About 600 detainees from Operation Midway Blitz will move to bond or electronic monitoring.
Court found ICE made widespread unlawful arrests violating Castañon Nava decree and Fourth Amendment.

(CHICAGO) More than 600 people swept up in a major immigration enforcement surge in Chicago are set to walk out of detention in the coming days, after a federal judge ruled that U.S. Immigration and Customs Enforcement carried out widespread unlawful arrests during Operation Midway Blitz. The mass release order, issued by Judge Jeffrey Cummings, will see 13 people identified as unlawfully detained freed without bond by Friday, November 21, 2025, and hundreds more moved to bond or electronic monitoring, even as the federal government clings to a murky “high risk” list that it has not fully explained.

In a decision on November 12, 2025, Judge Jeffrey Cummings found that immigration officers had illegally arrested hundreds of people across Chicago, violating both the Castañon Nava consent decree and the Fourth Amendment protections against unreasonable searches and seizures. The ruling targets the conduct of ICE and other federal agencies during Operation Midway Blitz, an enforcement sweep that began on September 8, 2025 and led to raids in neighborhoods from South Shore and Pullman to Little Village, Cicero, Lakeview, Lincoln Park and East Side.

400 ICE Arrests in Chicago Set for Friday Release; Risk List Murky
**400 ICE Arrests in Chicago Set for Friday Release; Risk List Murky**

Thirteen individuals whom the court identified as unlawfully detained are to be released immediately and without bond by Friday, November 21, 2025. Around 600 others will not remain behind bars, but will instead be placed on bond and shifted into so‑called “alternatives to detention,” including electronic ankle monitors and closer surveillance. At the same time, government lawyers are fighting to keep at least 12 people in custody, labeling them “high risk” and opposing their release, even though the criteria for that label remain opaque.

The numbers emerging from court filings have raised pointed questions about how ICE and the Department of Homeland Security assess danger and flight risk. Of the 608 names listed by DHS as part of the Operation Midway Blitz arrests, only 16 people had criminal histories.
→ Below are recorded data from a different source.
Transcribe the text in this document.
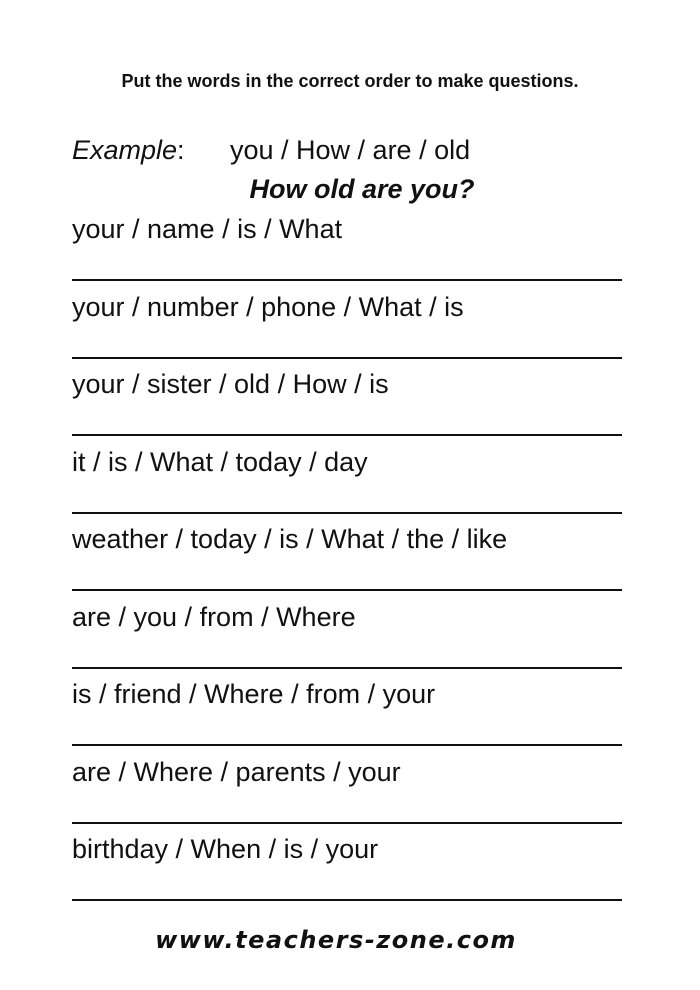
Put the words in the correct order to make questions.
Example: you / How / are / old
How old are you?
your / name / is / What
your / number / phone / What / is
your / sister / old / How / is
it / is / What / today / day
weather / today / is / What / the / like
are / you / from / Where
is / friend / Where / from / your
are / Where / parents / your
birthday / When / is / your
www.teachers-zone.com
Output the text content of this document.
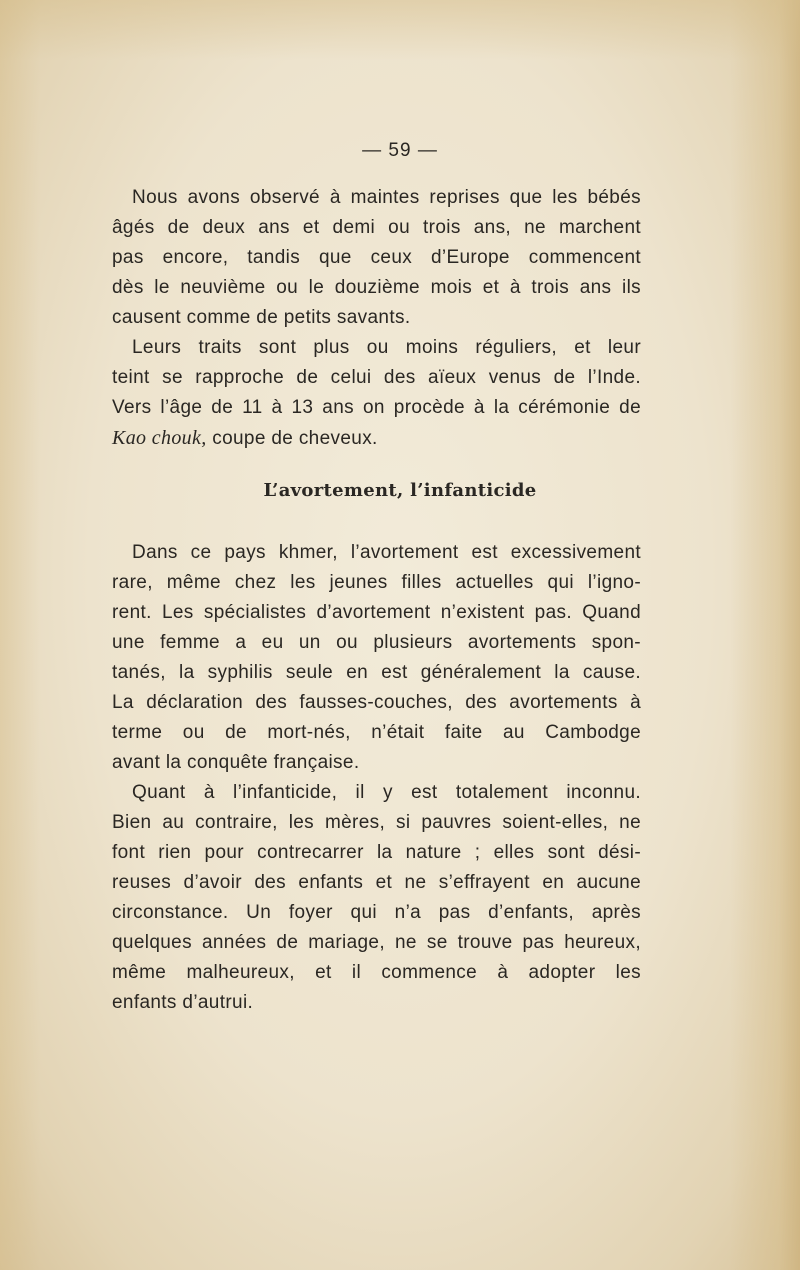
— 59 —
Nous avons observé à maintes reprises que les bébés
âgés de deux ans et demi ou trois ans, ne marchent
pas encore, tandis que ceux d’Europe commencent
dès le neuvième ou le douzième mois et à trois ans ils
causent comme de petits savants.
Leurs traits sont plus ou moins réguliers, et leur
teint se rapproche de celui des aïeux venus de l’Inde.
Vers l’âge de 11 à 13 ans on procède à la cérémonie de
Kao chouk, coupe de cheveux.
L’avortement, l’infanticide
Dans ce pays khmer, l’avortement est excessivement
rare, même chez les jeunes filles actuelles qui l’igno-
rent. Les spécialistes d’avortement n’existent pas. Quand
une femme a eu un ou plusieurs avortements spon-
tanés, la syphilis seule en est généralement la cause.
La déclaration des fausses-couches, des avortements à
terme ou de mort-nés, n’était faite au Cambodge
avant la conquête française.
Quant à l’infanticide, il y est totalement inconnu.
Bien au contraire, les mères, si pauvres soient-elles, ne
font rien pour contrecarrer la nature ; elles sont dési-
reuses d’avoir des enfants et ne s’effrayent en aucune
circonstance. Un foyer qui n’a pas d’enfants, après
quelques années de mariage, ne se trouve pas heureux,
même malheureux, et il commence à adopter les
enfants d’autrui.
That means more than 590 people caught up in the operation had no prior criminal record, even as some were placed on a secretive “risk” list and kept in detention while others were ordered out on bond.

The court’s scrutiny has landed squarely on Operation Midway Blitz, which officials had pitched as an aggressive, open‑ended enforcement push involving ICE, U.S. Border Patrol, the FBI, the Bureau of Alcohol, Tobacco, Firearms and Explosives, and the Department of Homeland Security.

“We’re going to be conducting this operation until we feel that we’ve been successful. There’s not an end date in sight,” said Marcos Charles, ICE’s acting head of Enforcement and Removal Operations.

In public comments, Marcos Charles also acknowledged that only 50–60% of the arrests were actually targeted, meaning agents were looking for specific people. The rest, he said, were “collateral arrests” — people who were not original targets but were taken into custody after being encountered during raids and checks and then found to be in the country without legal status.

It was those collateral arrests and the way they were carried out that drew the sharpest rebuke from the bench. According to advocates who brought the case, many individuals were stopped and detained without probable cause, sometimes based on appearance or language rather than specific evidence. Judge Jeffrey Cummings agreed that the government had crossed legal lines.

“The judge is finding that many of these arrests have been indiscriminate in nature and did not have probable cause, and that in some cases were based on racial profiling,” reported CBS News immigration and politics reporter Camilo Montoya-Galvez, summarizing the court’s findings.

The Castañon Nava consent decree, which governs how immigration authorities may conduct arrests and detentions in the Chicago area, became a central point of contention. Advocates argued that federal officers ignored the decree’s safeguards, including limits on warrantless arrests and requirements for how and when people may be taken into custody. Judge Jeffrey Cummings agreed that ICE and Border Patrol tactics breached those guardrails, and he extended the decree’s protections by ordering the government to provide regular updates on warrantless arrests until the decree’s new expiration date.

Attorneys for the detainees said the ruling is not just a technical legal win but a lifeline for hundreds of families who have been living in fear since the raids began. By mid‑November, more than 400 arrests linked to Operation Midway Blitz had been confirmed, with some counts putting the number as high as 615. Lawyers told the court that, as of October 7, 2025, more than 3,300 immigration‑related arrests had taken place in Chicago since June, suggesting that Operation Midway Blitz sat on top of an already steep rise in enforcement.

The fallout reached well beyond people without legal status. Several U.S. citizens and lawful residents were mistakenly detained in the sweep, including a police officer who held valid work authorization and multiple staff members of Alderman Michael Rodriguez. Those detentions hardened public anger and helped fuel protests outside the ICE processing facility in Broadview, just west of the city. Demonstrations there led to clashes between protesters and federal agents and repeated use of tear gas by ICE officers, despite court orders restricting such tactics.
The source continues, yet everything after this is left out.